Court Opinion

ID: 7824495
Source: CourtListenerOpinion
Date Created: 2022-09-07 18:03:41.994334+00
Date Added: 2024-06-11T16:30:49.384379
License: Public Domain

Steele Hays, Justice, dissenting. Strickland v. Washington, 466 U.S. 668 (1984), places a heavy burden on an individual who seeks to set aside a conviction based on ineffectiveness of counsel. The convicted party must show that counsel’s performance was deficient and that counsel made such a serious error that he was not performing as counsel guaranteed by the Sixth Amendment to the United States Constitution. In sum, counsel’s deficient performance must prejudice the defendant’s case to the extent that he did not receive a fair trial and there is reasonable probability that, but for counsel’s unprofessional errors, the result of the proceeding would have been different. Stephens v. State, 293 Ark. 231, 737 S.W.2d 147 (1987); Crockett v. State, 282 Ark. 582, 669 S.W.2d 896 (1984). I submit that appellant has failed to meet that burden. At a lengthy Rule 37 hearing the trial judge, who also presided over the appellant’s trial, expressed his belief that the appellant had had “excellent representation” at his trial and that the evidence against him was “overwhelming.” Yet on the basis of a single witness, Ronnie Burchett, whose testimony the trial court obviously found lacking, and who had been serving in the penitentiary from before the appellant’s trial until and including the 37 hearing (part of that time with the appellant), the majority reverses the trial court’s finding that defense counsel was not ineffective.
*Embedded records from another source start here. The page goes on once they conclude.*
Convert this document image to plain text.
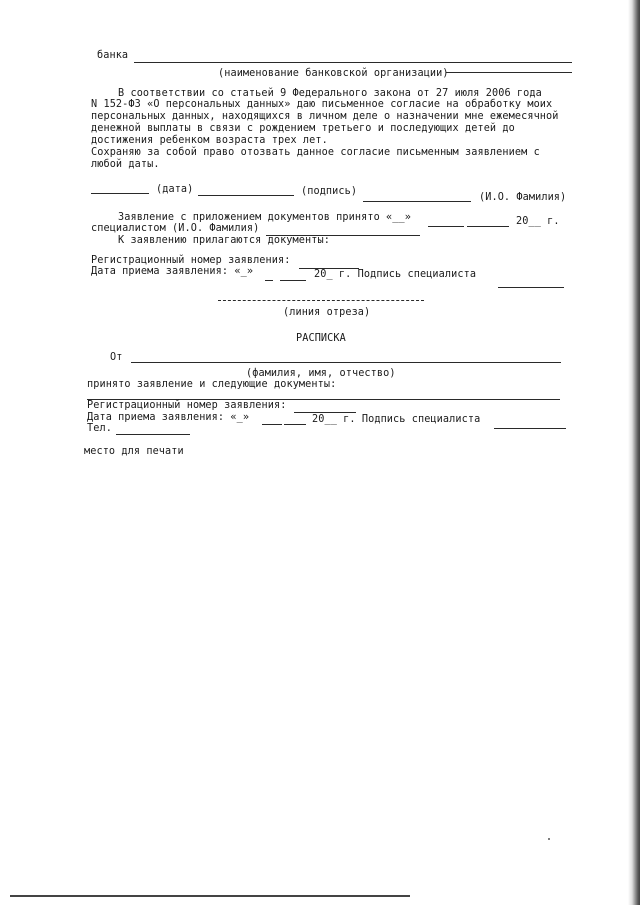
банка
(наименование банковской организации)
В соответствии со статьей 9 Федерального закона от 27 июля 2006 года
N 152-ФЗ «О персональных данных» даю письменное согласие на обработку моих
персональных данных, находящихся в личном деле о назначении мне ежемесячной
денежной выплаты в связи с рождением третьего и последующих детей до
достижения ребенком возраста трех лет.
Сохраняю за собой право отозвать данное согласие письменным заявлением с
любой даты.
(дата)	(подпись)
(И.О. Фамилия)
Заявление с приложением документов принято «__»	20__ г.
специалистом (И.О. Фамилия)
К заявлению прилагаются документы:
Регистрационный номер заявления:
Дата приема заявления: «_»	20_ г. Подпись специалиста
(линия отреза)
РАСПИСКА
От
(фамилия, имя, отчество)
принято заявление и следующие документы:
Регистрационный номер заявления:
Дата приема заявления: «_»	20__ г. Подпись специалиста
Тел.
место для печати
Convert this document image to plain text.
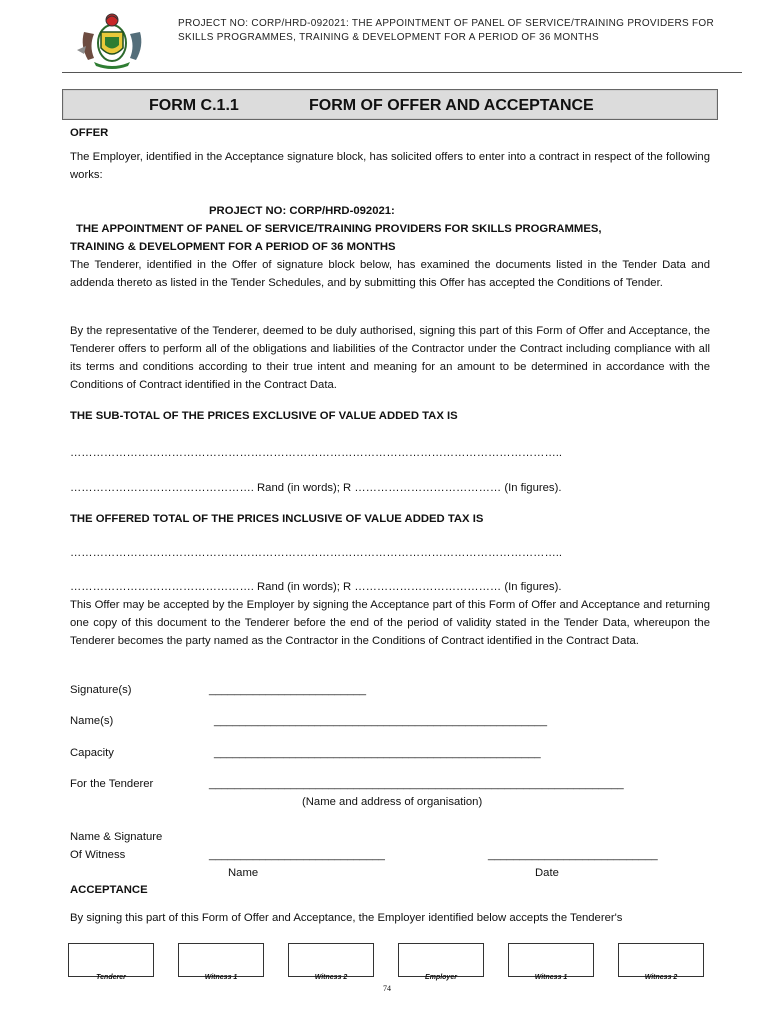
PROJECT NO: CORP/HRD-092021: THE APPOINTMENT OF PANEL OF SERVICE/TRAINING PROVIDERS FOR
SKILLS PROGRAMMES, TRAINING & DEVELOPMENT FOR A PERIOD OF 36 MONTHS
FORM C.1.1	FORM OF OFFER AND ACCEPTANCE
OFFER
The Employer, identified in the Acceptance signature block, has solicited offers to enter into a contract in respect of the following works:
PROJECT NO: CORP/HRD-092021:
THE APPOINTMENT OF PANEL OF SERVICE/TRAINING PROVIDERS FOR SKILLS PROGRAMMES,
TRAINING & DEVELOPMENT FOR A PERIOD OF 36 MONTHS
The Tenderer, identified in the Offer of signature block below, has examined the documents listed in the Tender Data and addenda thereto as listed in the Tender Schedules, and by submitting this Offer has accepted the Conditions of Tender.
By the representative of the Tenderer, deemed to be duly authorised, signing this part of this Form of Offer and Acceptance, the Tenderer offers to perform all of the obligations and liabilities of the Contractor under the Contract including compliance with all its terms and conditions according to their true intent and meaning for an amount to be determined in accordance with the Conditions of Contract identified in the Contract Data.
THE SUB-TOTAL OF THE PRICES EXCLUSIVE OF VALUE ADDED TAX IS
…………………………………………………………………………………………………………………..
…………………………………………. Rand (in words); R ………………………………… (In figures).
THE OFFERED TOTAL OF THE PRICES INCLUSIVE OF VALUE ADDED TAX IS
…………………………………………………………………………………………………………………..
…………………………………………. Rand (in words); R ………………………………… (In figures).
This Offer may be accepted by the Employer by signing the Acceptance part of this Form of Offer and Acceptance and returning one copy of this document to the Tenderer before the end of the period of validity stated in the Tender Data, whereupon the Tenderer becomes the party named as the Contractor in the Conditions of Contract identified in the Contract Data.
Signature(s)	_________________________
Name(s)	_____________________________________________________
Capacity	____________________________________________________
For the Tenderer	__________________________________________________________________
(Name and address of organisation)
Name & Signature
Of Witness	____________________________	___________________________
Name	Date
ACCEPTANCE
By signing this part of this Form of Offer and Acceptance, the Employer identified below accepts the Tenderer's
Tenderer	Witness 1	Witness 2	Employer	Witness 1	Witness 2
74
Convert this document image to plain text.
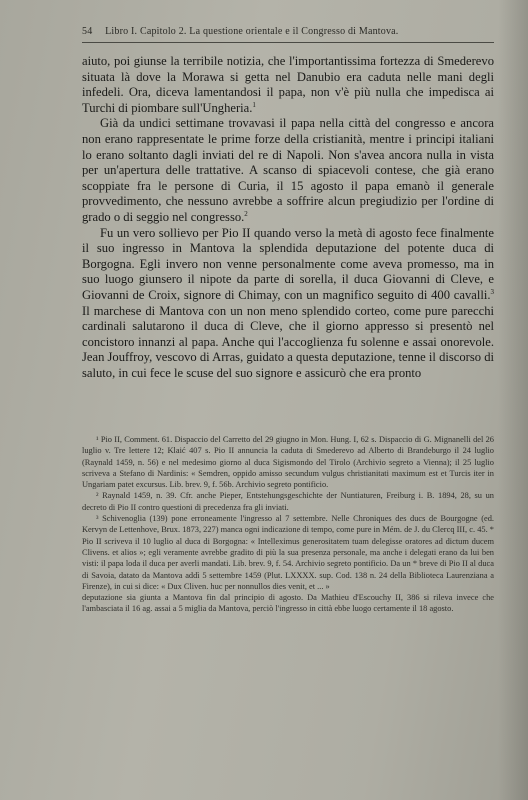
54 Libro I. Capitolo 2. La questione orientale e il Congresso di Mantova.

aiuto, poi giunse la terribile notizia, che l'importantissima fortezza di Smederevo situata là dove la Morawa si getta nel Danubio era caduta nelle mani degli infedeli. Ora, diceva lamentandosi il papa, non v'è più nulla che impedisca ai Turchi di piombare sull'Ungheria.$^1$

Già da undici settimane trovavasi il papa nella città del congresso e ancora non erano rappresentate le prime forze della cristianità, mentre i principi italiani lo erano soltanto dagli inviati del re di Napoli. Non s'avea ancora nulla in vista per un'apertura delle trattative. A scanso di spiacevoli contese, che già erano scoppiate fra le persone di Curia, il 15 agosto il papa emanò il generale provvedimento, che nessuno avrebbe a soffrire alcun pregiudizio per l'ordine di grado o di seggio nel congresso.$^2$

Fu un vero sollievo per Pio II quando verso la metà di agosto fece finalmente il suo ingresso in Mantova la splendida deputazione del potente duca di Borgogna. Egli invero non venne personalmente come aveva promesso, ma in suo luogo giunsero il nipote da parte di sorella, il duca Giovanni di Cleve, e Giovanni de Croix, signore di Chimay, con un magnifico seguito di 400 cavalli.$^3$ Il marchese di Mantova con un non meno splendido corteo, come pure parecchi cardinali salutarono il duca di Cleve, che il giorno appresso si presentò nel concistoro innanzi al papa. Anche qui l'accoglienza fu solenne e assai onorevole. Jean Jouffroy, vescovo di Arras, guidato a questa deputazione, tenne il discorso di saluto, in cui fece le scuse del suo signore e assicurò che era pronto

¹ Pio II, Comment. 61. Dispaccio del Carretto del 29 giugno in Mon. Hung. I, 62 s. Dispaccio di G. Mignanelli del 26 luglio v. Tre lettere 12; Klaić 407 s. Pio II annuncia la caduta di Smederevo ad Alberto di Brandeburgo il 24 luglio (Raynald 1459, n. 56) e nel medesimo giorno al duca Sigismondo del Tirolo (Archivio segreto a Vienna); il 25 luglio scriveva a Stefano di Nardinis: « Semdren, oppido amisso secundum vulgus christianitati maximum est et Turcis iter in Ungariam patet excursus. Lib. brev. 9, f. 56b. Archivio segreto pontificio.

² Raynald 1459, n. 39. Cfr. anche Pieper, Entstehungsgeschichte der Nuntiaturen, Freiburg i. B. 1894, 28, su un decreto di Pio II contro questioni di precedenza fra gli inviati.

³ Schivenoglia (139) pone erroneamente l'ingresso al 7 settembre. Nelle Chroniques des ducs de Bourgogne (ed. Kervyn de Lettenhove, Brux. 1873, 227) manca ogni indicazione di tempo, come pure in Mém. de J. du Clercq III, c. 45. * Pio II scriveva il 10 luglio al duca di Borgogna: « Intelleximus generositatem tuam delegisse oratores ad dictum ducem Clivens. et alios »; egli veramente avrebbe gradito di più la sua presenza personale, ma anche i delegati erano da lui ben visti: il papa loda il duca per averli mandati. Lib. brev. 9, f. 54. Archivio segreto pontificio. Da un * breve di Pio II al duca di Savoia, datato da Mantova addì 5 settembre 1459 (Plut. LXXXX. sup. Cod. 138 n. 24 della Biblioteca Laurenziana a Firenze), in cui si dice: « Dux Cliven. huc per nonnullos dies venit, et ... »

deputazione sia giunta a Mantova fin dal principio di agosto. Da Mathieu d'Escouchy II, 386 si rileva invece che l'ambasciata il 16 ag. assai a 5 miglia da Mantova, perciò l'ingresso in città ebbe luogo certamente il 18 agosto.
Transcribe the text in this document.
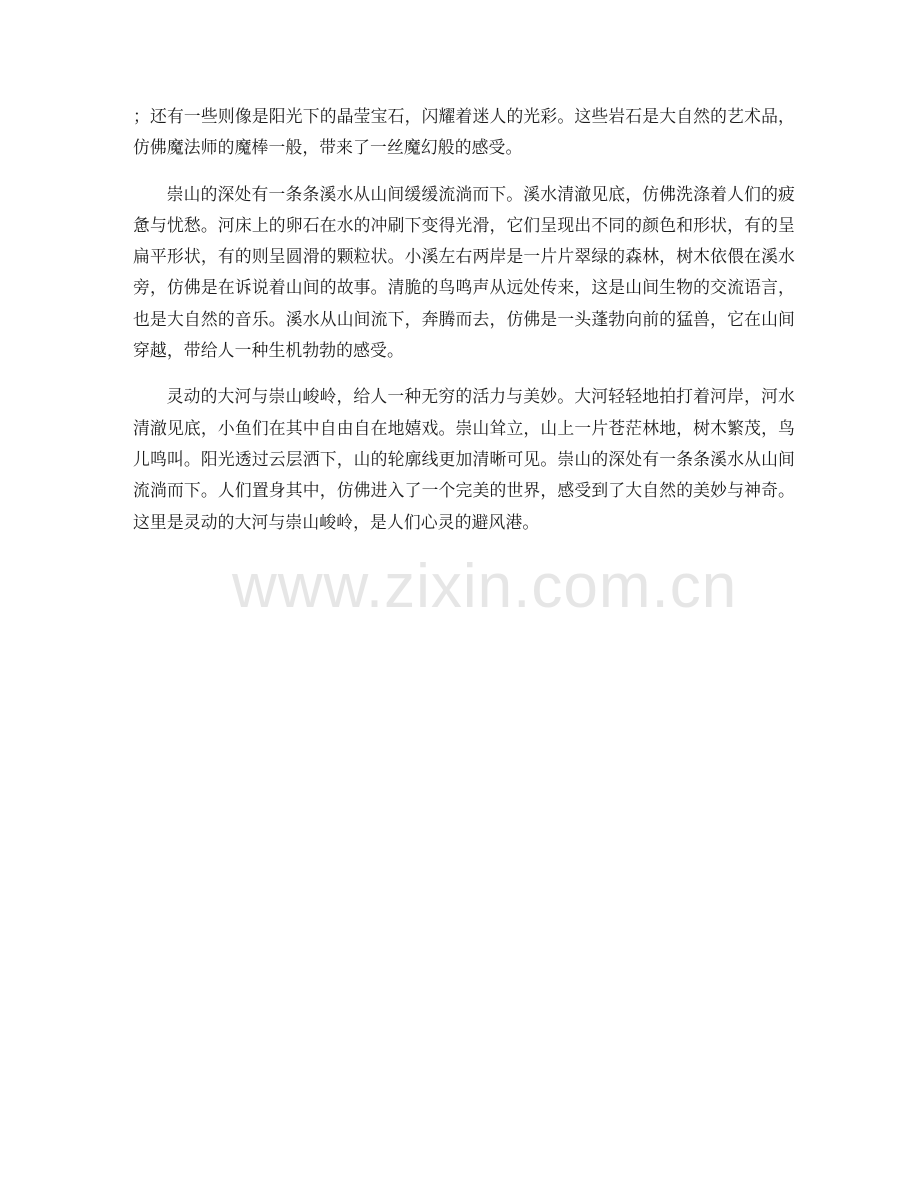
；还有一些则像是阳光下的晶莹宝石，闪耀着迷人的光彩。这些岩石是大自然的艺术品，仿佛魔法师的魔棒一般，带来了一丝魔幻般的感受。

崇山的深处有一条条溪水从山间缓缓流淌而下。溪水清澈见底，仿佛洗涤着人们的疲惫与忧愁。河床上的卵石在水的冲刷下变得光滑，它们呈现出不同的颜色和形状，有的呈扁平形状，有的则呈圆滑的颗粒状。小溪左右两岸是一片片翠绿的森林，树木依偎在溪水旁，仿佛是在诉说着山间的故事。清脆的鸟鸣声从远处传来，这是山间生物的交流语言，也是大自然的音乐。溪水从山间流下，奔腾而去，仿佛是一头蓬勃向前的猛兽，它在山间穿越，带给人一种生机勃勃的感受。

灵动的大河与崇山峻岭，给人一种无穷的活力与美妙。大河轻轻地拍打着河岸，河水清澈见底，小鱼们在其中自由自在地嬉戏。崇山耸立，山上一片苍茫林地，树木繁茂，鸟儿鸣叫。阳光透过云层洒下，山的轮廓线更加清晰可见。崇山的深处有一条条溪水从山间流淌而下。人们置身其中，仿佛进入了一个完美的世界，感受到了大自然的美妙与神奇。这里是灵动的大河与崇山峻岭，是人们心灵的避风港。

www.zixin.com.cn
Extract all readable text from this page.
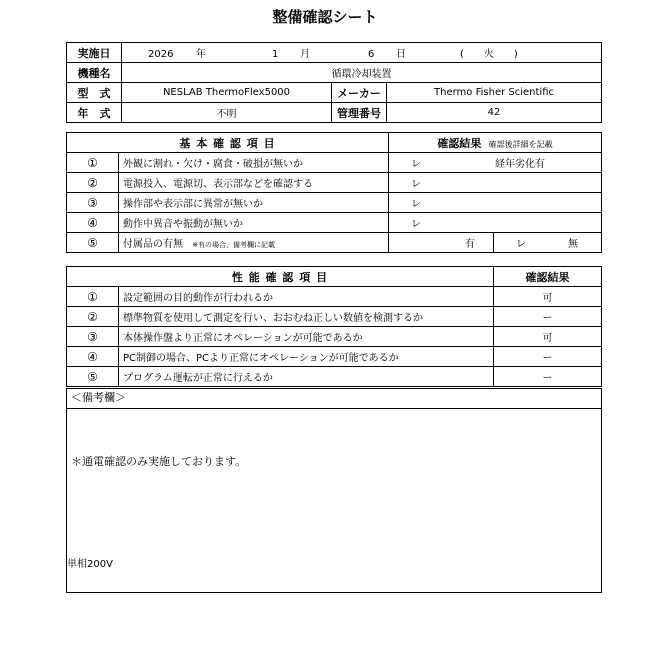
整備確認シート
実施日	2026 年 1 月 6 日 (　　火　　)		
機種名	循環冷却装置		
型　式	NESLAB ThermoFlex5000	メーカー	Thermo Fisher Scientific
年　式	不明	管理番号	42
基 本 確 認 項 目		確認結果 確認後詳細を記載	
①	外観に割れ・欠け・腐食・破損が無いか	レ 経年劣化有	
②	電源投入、電源切、表示部などを確認する	レ	
③	操作部や表示部に異常が無いか	レ	
④	動作中異音や振動が無いか	レ	
⑤	付属品の有無 ※有の場合、備考欄に記載	有	レ 無
性 能 確 認 項 目		確認結果
①	設定範囲の目的動作が行われるか	可
②	標準物質を使用して測定を行い、おおむね正しい数値を検測するか	ー
③	本体操作盤より正常にオペレーションが可能であるか	可
④	PC制御の場合、PCより正常にオペレーションが可能であるか	ー
⑤	プログラム運転が正常に行えるか	ー
＜備考欄＞

＊通電確認のみ実施しております。
単相200V
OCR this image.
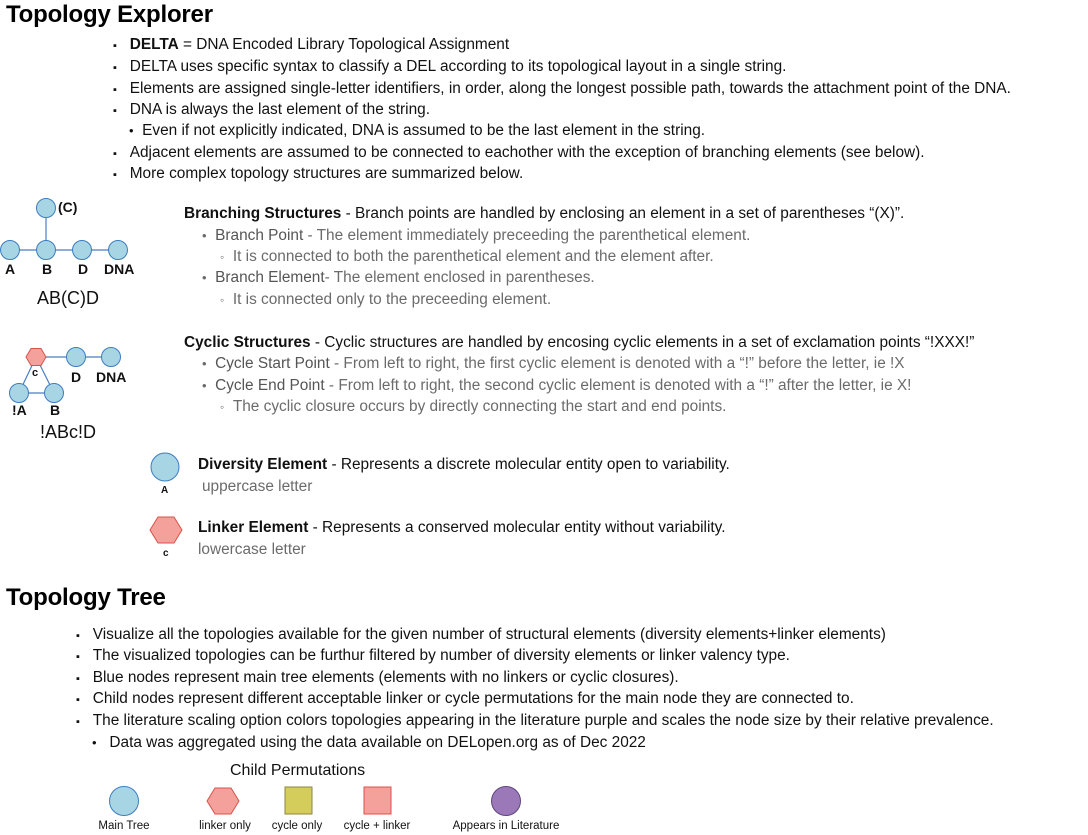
Topology Explorer
▪ DELTA = DNA Encoded Library Topological Assignment
▪ DELTA uses specific syntax to classify a DEL according to its topological layout in a single string.
▪ Elements are assigned single-letter identifiers, in order, along the longest possible path, towards the attachment point of the DNA.
▪ DNA is always the last element of the string.
• Even if not explicitly indicated, DNA is assumed to be the last element in the string.
▪ Adjacent elements are assumed to be connected to eachother with the exception of branching elements (see below).
▪ More complex topology structures are summarized below.
(C)
A B D DNA
AB(C)D
Branching Structures - Branch points are handled by enclosing an element in a set of parentheses “(X)”.
• Branch Point - The element immediately preceeding the parenthetical element.
◦ It is connected to both the parenthetical element and the element after.
• Branch Element- The element enclosed in parentheses.
◦ It is connected only to the preceeding element.
c D DNA
!A B
!ABc!D
Cyclic Structures - Cyclic structures are handled by encosing cyclic elements in a set of exclamation points “!XXX!”
• Cycle Start Point - From left to right, the first cyclic element is denoted with a “!” before the letter, ie !X
• Cycle End Point - From left to right, the second cyclic element is denoted with a “!” after the letter, ie X!
◦ The cyclic closure occurs by directly connecting the start and end points.
A
Diversity Element - Represents a discrete molecular entity open to variability.
uppercase letter
c
Linker Element - Represents a conserved molecular entity without variability.
lowercase letter
Topology Tree
▪ Visualize all the topologies available for the given number of structural elements (diversity elements+linker elements)
▪ The visualized topologies can be furthur filtered by number of diversity elements or linker valency type.
▪ Blue nodes represent main tree elements (elements with no linkers or cyclic closures).
▪ Child nodes represent different acceptable linker or cycle permutations for the main node they are connected to.
▪ The literature scaling option colors topologies appearing in the literature purple and scales the node size by their relative prevalence.
• Data was aggregated using the data available on DELopen.org as of Dec 2022
Child Permutations
Main Tree	linker only	cycle only	cycle + linker	Appears in Literature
Furthermore, Burchett’s testimony is not corroborated by any credible proof and appellant’s contention that he told defense counsel, Anthony Sherman, what Burchett would testify to was not sustained by the findings of the trial court. On that meager basis the majority overrules the trial court, vacates a jury verdict over five years after the crime, so that the entire process, which has now involved the services of seven court appointed lawyers, can begin anew. I respectfully dissent. Glaze and Turner, JJ., join in dissent.